InDesign vs XPress

Posted:
in Mac Software edited January 2014
I know there have been several threads on InDesign vs XPress, but thought I'd chime in with my own experiences. First a little history: I'm design director at a UK web agency, and all the apps I use on a daily basis are OSX native and I've been running OSX for quite a while, and really loving it since Jaguar. Many years previously I was a successful Print designer and knew XPress inside out, although the application frustrated the hell out of me, with important documents corrupting and an interface from Hell (well, System 7: it never took advantage of Platinum). I thought I'd give InDesign 1.0 a try - the touted Quark-Killer. Even though I loved the paragraph composer, the app was too slow and frustrated me even more than XPress, so I never made teh jump. And well with my life taking me more and more over to the net side of design I didn't give it too much thought.



Before Christmas I was commissioned by Macformat magazine in the UK to write a series of articles on Typography, with the first one being a tutorial on laying out body copy. I figured that this would be a perfect time to compare XPress with InDesign 2.0 and have spent the last few weeks playing with both apps.



All I can say is that I am extremely impressed with InDesign and in just about every area blows the doors off XPress.

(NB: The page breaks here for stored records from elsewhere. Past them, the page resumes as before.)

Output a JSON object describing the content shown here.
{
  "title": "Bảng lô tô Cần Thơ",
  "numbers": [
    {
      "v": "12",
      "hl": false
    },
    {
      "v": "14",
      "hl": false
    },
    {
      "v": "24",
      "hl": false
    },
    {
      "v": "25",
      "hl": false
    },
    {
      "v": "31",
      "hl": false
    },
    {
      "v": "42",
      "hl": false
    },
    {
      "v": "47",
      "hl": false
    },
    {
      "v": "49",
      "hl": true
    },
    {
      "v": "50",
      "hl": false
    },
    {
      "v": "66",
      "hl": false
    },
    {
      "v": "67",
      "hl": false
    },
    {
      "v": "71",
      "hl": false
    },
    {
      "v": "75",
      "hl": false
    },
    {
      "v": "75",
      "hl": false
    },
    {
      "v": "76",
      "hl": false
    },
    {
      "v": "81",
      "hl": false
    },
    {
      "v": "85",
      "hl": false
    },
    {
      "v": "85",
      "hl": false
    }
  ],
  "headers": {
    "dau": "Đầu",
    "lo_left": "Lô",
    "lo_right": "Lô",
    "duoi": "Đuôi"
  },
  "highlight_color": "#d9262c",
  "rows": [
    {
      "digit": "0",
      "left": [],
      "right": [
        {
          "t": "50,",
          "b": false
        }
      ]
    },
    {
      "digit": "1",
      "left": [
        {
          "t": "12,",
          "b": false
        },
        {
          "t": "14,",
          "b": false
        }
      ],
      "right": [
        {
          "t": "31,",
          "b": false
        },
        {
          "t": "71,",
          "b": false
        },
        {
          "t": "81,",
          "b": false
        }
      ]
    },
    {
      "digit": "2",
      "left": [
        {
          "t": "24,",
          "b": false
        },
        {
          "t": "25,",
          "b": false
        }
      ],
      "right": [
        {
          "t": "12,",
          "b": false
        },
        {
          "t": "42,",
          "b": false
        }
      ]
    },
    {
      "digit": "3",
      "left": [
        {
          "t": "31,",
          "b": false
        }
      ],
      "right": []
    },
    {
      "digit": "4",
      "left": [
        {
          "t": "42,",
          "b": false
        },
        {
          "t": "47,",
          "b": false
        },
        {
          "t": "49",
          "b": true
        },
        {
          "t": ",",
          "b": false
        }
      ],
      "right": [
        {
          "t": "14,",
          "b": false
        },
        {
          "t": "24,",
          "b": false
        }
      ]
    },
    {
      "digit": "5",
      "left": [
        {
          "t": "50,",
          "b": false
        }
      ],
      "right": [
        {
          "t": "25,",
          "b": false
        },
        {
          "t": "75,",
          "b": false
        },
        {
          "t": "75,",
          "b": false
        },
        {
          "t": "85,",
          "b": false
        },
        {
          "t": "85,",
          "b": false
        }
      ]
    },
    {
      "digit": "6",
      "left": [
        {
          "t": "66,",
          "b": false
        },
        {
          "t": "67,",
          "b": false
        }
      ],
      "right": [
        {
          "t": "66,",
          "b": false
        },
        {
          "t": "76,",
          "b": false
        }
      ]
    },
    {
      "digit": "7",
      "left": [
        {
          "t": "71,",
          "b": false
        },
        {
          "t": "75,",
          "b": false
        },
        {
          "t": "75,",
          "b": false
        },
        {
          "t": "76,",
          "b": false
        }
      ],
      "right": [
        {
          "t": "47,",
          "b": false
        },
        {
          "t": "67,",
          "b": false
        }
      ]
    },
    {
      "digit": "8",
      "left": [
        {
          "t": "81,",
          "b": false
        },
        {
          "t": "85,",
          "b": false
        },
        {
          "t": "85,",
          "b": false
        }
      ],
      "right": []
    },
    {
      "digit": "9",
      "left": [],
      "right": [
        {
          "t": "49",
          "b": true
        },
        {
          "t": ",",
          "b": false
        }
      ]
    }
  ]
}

InDesign feels responsive and hasn't sunk with anything that I've thrown at it, and on a feature-for-feature comparison, InDesign just seems to go that extra mile.



At the end of the, the quality of the output is what counts, and InDesign can produce stuff equal to XPress output. But being able to place Photoshop files with alpha transparency into your work and easily export PDF files, was the icing on the cake and turned me into a convert.



My wife is a print designer and she still uses XPress in OS9. But she's not dependent on a legacy plug-in system and she's producing more and more PDFs to send to printers rather than XPress files, so I'm trying to encourage her to move so that we no longer have to boot into OS9 at home, which is a pain in the butt.



It's going to an interesting experiment to see if she does move and how she'll cope. She's interested, although slightly suspicious of InDesign, but that's mainly because she knows XPress so well.



Something I found quite impressive was how InDesign had taken the elements of Illustrator and XPress and rolled a best-of-both-worlds scenario.



Although I sympathise with those who can't move from XPress because of a dependance on XTensions or because their printer or repro house would rather work with XPress files, for everybody else I would strongly suggest you give the application a whirl (You can download a thirty day trial version from Adobe). It's surprisingly familiar to XPress so really should have no problems adapting.



And no, I'm not a stooge from Adobe, I'm just filled with the zealousness of the recently converted!